Qualche giorno fa un ragazzo, poco più che quattordicenne, mi ha detto di aver voglia di provare cose nuove…
Complice l’inizio della primavera, un bel po’ di ormoni in circolo e un ritrovato senso di benessere dopo un bel pezzo di terapia, aveva di nuovo voglia di fare quello che sapeva fare meglio prima di un po’ di avvenimenti funesti: l’adolescente!
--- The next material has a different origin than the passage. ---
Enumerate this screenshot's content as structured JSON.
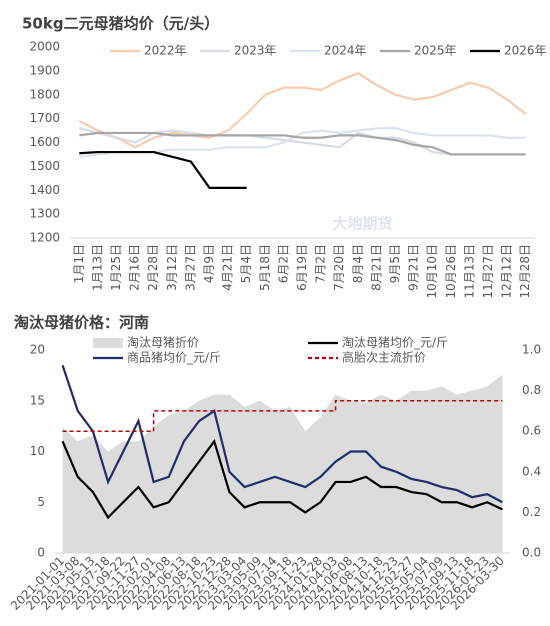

Naturalmente questo mi ha fatto sentire grata e felice per il suo percorso, ma poi ho pensato, mentre provava ad immaginare a voce alta quello che avrebbe provato volentieri, che c’era ben poco di fattibile, causa restrizioni COVID…
Se qualcuno avesse detto alla me quattordicenne di uscire il meno possibile, di evitare baci e abbracci con le mie amiche di allora, di scambiarsi i vestiti, di assaggiare per la prima volta una birra dalla bottiglia del tipo figo del gruppo… se mi avessero detto che non c’erano bar, negozi, nemmeno una gelateria aperti… se mi avessero detto che avrei studiato da casa, insieme a mia sorella più piccola nell’altra stanza e senza incontrare gli altri davanti scuola o fermarsi all’uscita per un po’ (l’unica cosa meravigliosa del liceo)…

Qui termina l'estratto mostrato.